The last time we were in Chicago, it took us one hour to drive three miles.

The last time we were in Oklahoma, we had to stop for longhorn steers crossing the highway.

The husband says it might have been more like five miles in an hour when we were in the Windy City, but it makes a better story with three. The point is, we could have walked it in the time we drove it. And been a lot more sane.

We not only stopped for steers in Oklahoma, we stopped for buffalo and elk, and pulled over to watch plucky little prairie dogs jabbering away. We were just a few miles from the kids’ house in the shadows of the Wichita Mountains and a wildlife refuge.

As for wildlife in the heart of Chicago, you see an occasional rabbit from time to time. They are nearly always panting and looking terrified, like a bigger and badder rabbit armed with a club is in pursuit.

When you’re in any big city, people spend a lot of conversation time talking about traffic. It’s all about getting there.

“Hey, good to see you. How’d you get here? We took the Dan Ryan in, but it was moving slow. Construction on a leg of 290 started April 1st, who knows when it will be finished. They’ve ripped up Montrose, but we found a good east-west alternate. Did you order?”

When you’re in Oklahoma it’s never about getting there, it’s about having somewhere to get to.

You can walk the entire downtown (both blocks) of the small Oklahoma town in two minutes --- 90 seconds if you don’t’ stop to talk to the lady who bakes the fluffy meringue pies at the family restaurant. There’s no hardware store, but there is a grocery store. They cool some of the refrigerated produce by placing it in tubs on ice and turning a fan on it. There’s a shack in the parking lot where a local smokes meat with mesquite wood four days a week -- brisket, ribs and chicken. If there’s barbeque in heaven, they’ll order it from there.

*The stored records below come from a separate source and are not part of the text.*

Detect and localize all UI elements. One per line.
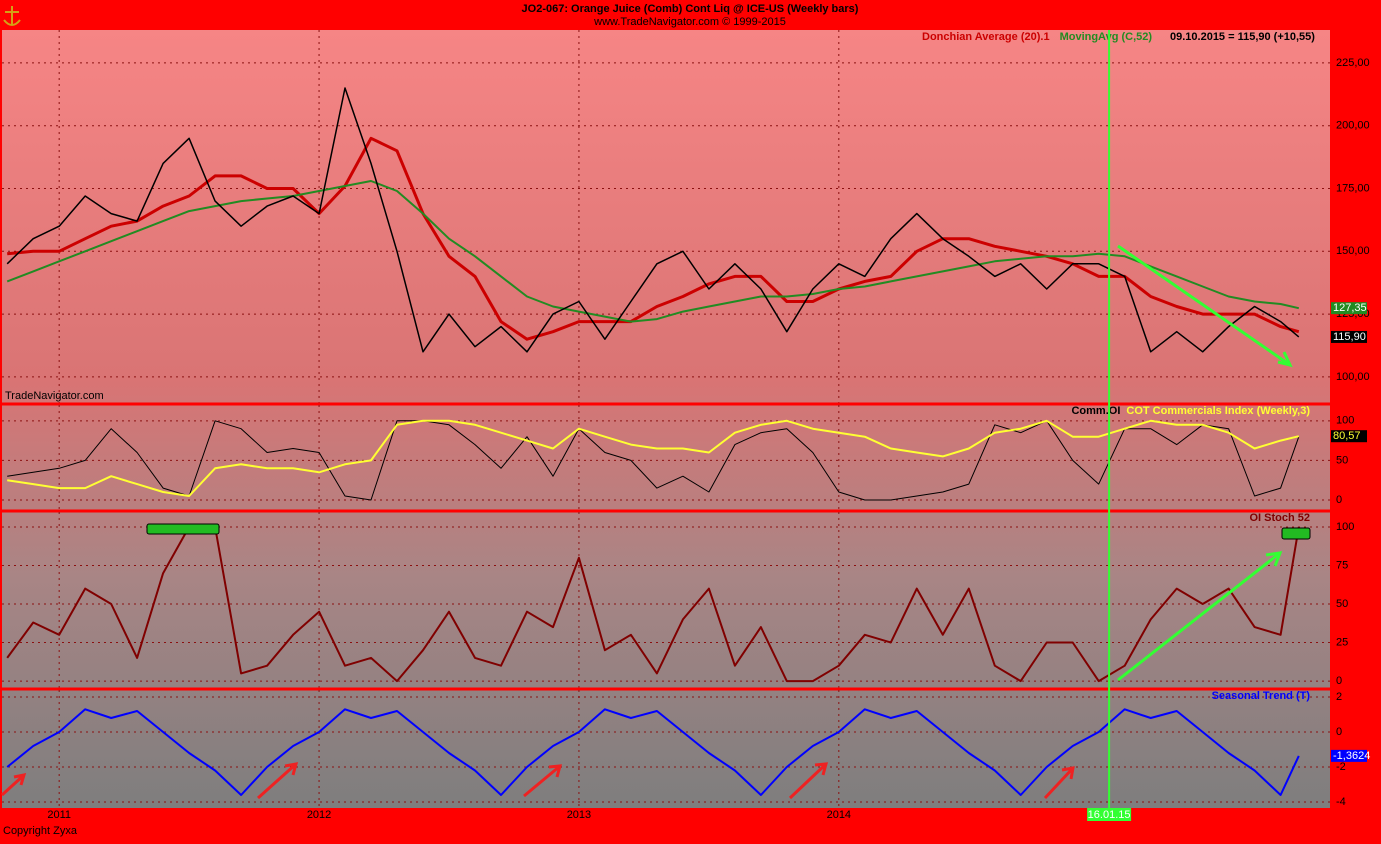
y-tick-label: 150,00 xyxy=(1336,245,1370,257)
x-tick-label: 2013 xyxy=(567,809,591,821)
y-tick-label: 100 xyxy=(1336,521,1354,533)
status: 09.10.2015 = 115,90 (+10,55) xyxy=(1170,31,1315,43)
last-value-label: 127,35 xyxy=(1333,302,1367,314)
arrow xyxy=(0,773,27,797)
value-badge xyxy=(1331,302,1367,315)
y-tick-label: 75 xyxy=(1336,559,1348,571)
x-tick-label: 2012 xyxy=(307,809,331,821)
y-tick-label: 200,00 xyxy=(1336,120,1370,132)
y-tick-label: -4 xyxy=(1336,796,1346,808)
legend-entry: Donchian Average (20).1 xyxy=(922,31,1050,43)
arrow xyxy=(1117,551,1283,682)
series-line xyxy=(6,525,1300,683)
value-badge xyxy=(1331,749,1367,762)
last-value-label: 80,57 xyxy=(1333,430,1361,442)
plot-background xyxy=(2,30,1330,808)
x-tick-label: 2014 xyxy=(827,809,851,821)
y-tick-label: 100,00 xyxy=(1336,371,1370,383)
y-tick-label: 0 xyxy=(1336,675,1342,687)
arrow xyxy=(1117,244,1293,368)
series-line xyxy=(6,87,1300,353)
chart-title: JO2-067: Orange Juice (Comb) Cont Liq @ … xyxy=(522,3,859,15)
legend-entry: COT Commercials Index (Weekly,3) xyxy=(1126,405,1310,417)
legend-entry: Seasonal Trend (T) xyxy=(1212,690,1311,702)
series-line xyxy=(7,136,1300,341)
series-line xyxy=(7,419,1300,497)
value-badge xyxy=(1331,330,1367,343)
legend-entry: OI Stoch 52 xyxy=(1249,512,1310,524)
x-tick-label: 2011 xyxy=(47,809,71,821)
y-tick-label: 25 xyxy=(1336,636,1348,648)
logo xyxy=(3,6,21,26)
series-line xyxy=(6,708,1300,796)
footer: Copyright Zyxa xyxy=(3,825,78,837)
y-tick-label: 100 xyxy=(1336,415,1354,427)
y-tick-label: 50 xyxy=(1336,454,1348,466)
arrow xyxy=(788,762,829,800)
annotations xyxy=(0,6,1311,800)
y-tick-label: -2 xyxy=(1336,761,1346,773)
event-badge xyxy=(1087,808,1132,821)
y-tick-label: 50 xyxy=(1336,598,1348,610)
series-line xyxy=(7,420,1300,501)
arrow xyxy=(523,764,563,798)
series-line xyxy=(6,180,1300,323)
arrow xyxy=(1043,766,1075,800)
y-tick-label: 0 xyxy=(1336,726,1342,738)
y-tick-label: 225,00 xyxy=(1336,57,1370,69)
last-value-label: -1,3624 xyxy=(1333,750,1370,762)
last-value-label: 115,90 xyxy=(1333,331,1366,343)
highlight xyxy=(1281,527,1311,540)
event-label: 16.01.15 xyxy=(1088,809,1131,821)
legend-entry: MovingAvg (C,52) xyxy=(1060,31,1153,43)
highlight xyxy=(146,523,220,535)
plot-layer: 100,00125,00150,00175,00200,00225,00127,… xyxy=(0,30,1381,821)
arrow xyxy=(256,762,299,800)
value-badge xyxy=(1331,430,1367,443)
y-tick-label: 175,00 xyxy=(1336,182,1370,194)
y-tick-label: 2 xyxy=(1336,691,1342,703)
legend-entry: Comm.OI xyxy=(1071,405,1120,417)
chart-subtitle: www.TradeNavigator.com © 1999-2015 xyxy=(593,16,786,28)
source: TradeNavigator.com xyxy=(5,390,104,402)
y-tick-label: 0 xyxy=(1336,494,1342,506)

Our grandbaby in the city has a lovely big window in her bedroom in their first floor walk-up. It looks out on thick ropes of power lines just inches on the other side of the glass and the back stairs to nearly 30 apartments. Mom and Dad took her to the park by the lake on Saturday where hundreds of kites dotted the sky.

In the Sooner state, open vistas of sky stretch in every direction. You can see a yellow moon hanging low or watch the sun wobble beneath the horizon, sinking like a giant neon ball.

Bright pink geraniums in a clay pot perch on one of the back stairwells our granddaughter can see from her window. She has just spotted a “woof” in the alley below.

Despite the many differences, at the end of the day, both little families close their doors and settle into homes furnished with love.

It’s not where you live, it’s how you live.